第3話 侯爵令嬢リリア

 リリアは兄と同様に魔力が強く、属性が光であったため、将来は聖女もしくはその上の光聖女にもなるかと嘱望されていた。

 性格は優しく真面目、何事にもひたむきに取り組む健気な少女だった。

 兄の侯爵にとっても自慢の妹で可愛がった。

 しかし、侯爵は十五で騎士団に入り二十才半ばから王宮に務めることになったため、年の離れたリリアとはそれほど長い時間を過ごすことができなかった。

 亡くなった先代フィール侯爵は当時、皇帝の家令という重責を担って家にはあまり帰れず、家のことや領地のことなどは夫人が取り仕切り、リリアは専任のメイドと家庭教師と護衛騎士に世話をされていた。

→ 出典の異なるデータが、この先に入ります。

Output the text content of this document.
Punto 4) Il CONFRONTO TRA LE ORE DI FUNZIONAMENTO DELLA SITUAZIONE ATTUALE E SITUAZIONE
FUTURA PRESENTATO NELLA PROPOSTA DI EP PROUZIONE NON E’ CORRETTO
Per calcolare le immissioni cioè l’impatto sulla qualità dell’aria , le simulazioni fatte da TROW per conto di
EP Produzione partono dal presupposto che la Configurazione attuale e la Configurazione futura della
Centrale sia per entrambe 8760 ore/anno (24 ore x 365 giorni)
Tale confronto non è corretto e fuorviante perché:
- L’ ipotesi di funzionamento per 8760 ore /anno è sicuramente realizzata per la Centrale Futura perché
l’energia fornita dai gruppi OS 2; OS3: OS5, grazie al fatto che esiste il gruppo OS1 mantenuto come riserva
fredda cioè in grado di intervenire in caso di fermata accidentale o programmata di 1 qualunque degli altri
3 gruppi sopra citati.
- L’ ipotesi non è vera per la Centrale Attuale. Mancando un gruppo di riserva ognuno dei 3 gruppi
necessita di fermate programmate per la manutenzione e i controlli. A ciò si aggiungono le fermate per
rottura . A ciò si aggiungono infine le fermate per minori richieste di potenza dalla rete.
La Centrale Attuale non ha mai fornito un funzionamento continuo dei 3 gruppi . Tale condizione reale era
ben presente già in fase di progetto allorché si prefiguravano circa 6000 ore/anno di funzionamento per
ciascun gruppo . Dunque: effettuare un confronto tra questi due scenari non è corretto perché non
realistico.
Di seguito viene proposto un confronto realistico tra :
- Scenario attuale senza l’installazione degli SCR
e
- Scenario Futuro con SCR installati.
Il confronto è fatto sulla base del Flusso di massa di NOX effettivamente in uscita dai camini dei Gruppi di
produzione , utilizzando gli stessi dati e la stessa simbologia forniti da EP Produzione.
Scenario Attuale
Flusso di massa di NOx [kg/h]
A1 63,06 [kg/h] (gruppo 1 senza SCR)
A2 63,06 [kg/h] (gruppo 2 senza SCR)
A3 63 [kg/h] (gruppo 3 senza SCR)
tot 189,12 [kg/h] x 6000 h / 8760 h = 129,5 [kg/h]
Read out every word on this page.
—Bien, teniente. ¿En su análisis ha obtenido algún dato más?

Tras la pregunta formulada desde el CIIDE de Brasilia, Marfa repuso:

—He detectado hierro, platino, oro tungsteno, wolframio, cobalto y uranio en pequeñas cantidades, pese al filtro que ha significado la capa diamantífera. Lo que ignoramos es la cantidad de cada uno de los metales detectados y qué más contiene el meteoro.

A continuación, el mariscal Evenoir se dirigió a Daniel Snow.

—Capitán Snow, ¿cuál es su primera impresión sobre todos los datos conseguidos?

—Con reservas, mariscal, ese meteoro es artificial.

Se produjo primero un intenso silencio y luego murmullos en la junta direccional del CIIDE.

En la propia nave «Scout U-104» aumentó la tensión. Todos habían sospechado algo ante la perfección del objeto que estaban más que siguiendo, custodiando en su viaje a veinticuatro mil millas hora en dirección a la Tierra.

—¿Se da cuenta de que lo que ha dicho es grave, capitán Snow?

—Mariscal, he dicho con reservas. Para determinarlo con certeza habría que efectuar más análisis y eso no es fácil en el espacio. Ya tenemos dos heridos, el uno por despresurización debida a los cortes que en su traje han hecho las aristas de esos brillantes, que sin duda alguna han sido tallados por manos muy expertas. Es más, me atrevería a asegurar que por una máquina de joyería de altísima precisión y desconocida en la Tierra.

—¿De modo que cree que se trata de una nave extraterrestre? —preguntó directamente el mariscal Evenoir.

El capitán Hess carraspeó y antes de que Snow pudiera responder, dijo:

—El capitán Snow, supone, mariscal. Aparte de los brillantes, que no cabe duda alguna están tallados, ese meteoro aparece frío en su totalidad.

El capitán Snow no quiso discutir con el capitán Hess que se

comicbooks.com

 こうしたリリアの孤独な境遇が、事件を引き起こす遠因となったのかもしれない。


 リリアは護衛騎士のオットーと恋に落ちたのである。

 それ自体は構わなかった。

 護衛騎士はもともと貴族の子弟から選ばれ、オットーも辺境に小さな所領を持つ子爵の長子だった。

 だが、問題はリリアの能力だった。

 光聖女にもなれるかもしれない魔力持ちを、辺境の貴族に嫁がせるということにフィール侯爵は躊躇した。

 そのころリリアはすでに十六才になっており、婚約もしくは婚礼をすることに何の問題もない年齢になっていた。

 そのため、王国の有力な貴族からも婚約の話が来ていたのである。

 父のフィール侯爵は秘密裏にオットーについて調べることを部下に命じ、その間、オットーは騎士団に戻され、リリアも自室から出ることを禁じられたのである。


「私はオットーという男の事は詳しく知らなかった。何分、若いころから出仕して家にはあまり帰れず、たまに帰った折にリリアに会う際に雑談くらいしかしていなかった。ただ、子爵だろうが男爵だろうがリリアがそれでいいというのであれば、俺は構わなかった。父もそのままであれば、結局折れたと思う。母親がリリアには甘かったからな」

「ではなぜ、リリア様とオットー様は結婚されなかったのですか」

 フィール侯爵は目を閉じるとため息をついた。

「オットーの素行に問題があったからだ」

 通常であれば所領のある貴族の子弟は、所領で後継者として政務を補佐するものだが、オットーは王都で騎士団に入団した。

 腕はそこそこ立ち、騎士団中でも頭角を現していたから名家の令嬢の護衛になれたのだが、子爵の所領で侯爵の手のものが調べたところ、オットーは子爵家に務めていたメイドに手を付け、子供がいたのである。

 そればかりか、他にも所領の商家の娘にも手を出しており、そうしたことが発覚したために子爵はオットーを王都に放逐したようなものだった。

 オットーにはアレンという弟がおり、事実上の後継者として父の政務を補佐していた。

 一言で言えば、オットーは子爵家から勘当されていたのである。


 その後、フィール侯爵は子爵に対し、オットーに関する半ば詰問に近い書状を送ったのである。

 これに驚いた子爵はオットーを正式に廃嫡するので、オットーにどのような処分が下されようと、子爵家は問わないと願い出た。

 皇帝の家令となれば辺境の子爵などどうにでもできるが、リリアの評判に傷がついては元も子もない。

 そこでフィール侯爵は子爵にオットーは子爵家の子弟であり、責任は子爵家にある、オットーの始末については子爵家が行うよう通知した。

 数日後、オットーは王都の酒場から帰るところで数人の男たちと喧嘩になり殺され、死体で発見された。

 オットーを殺した犯人は自首し、事件は幕を閉じた。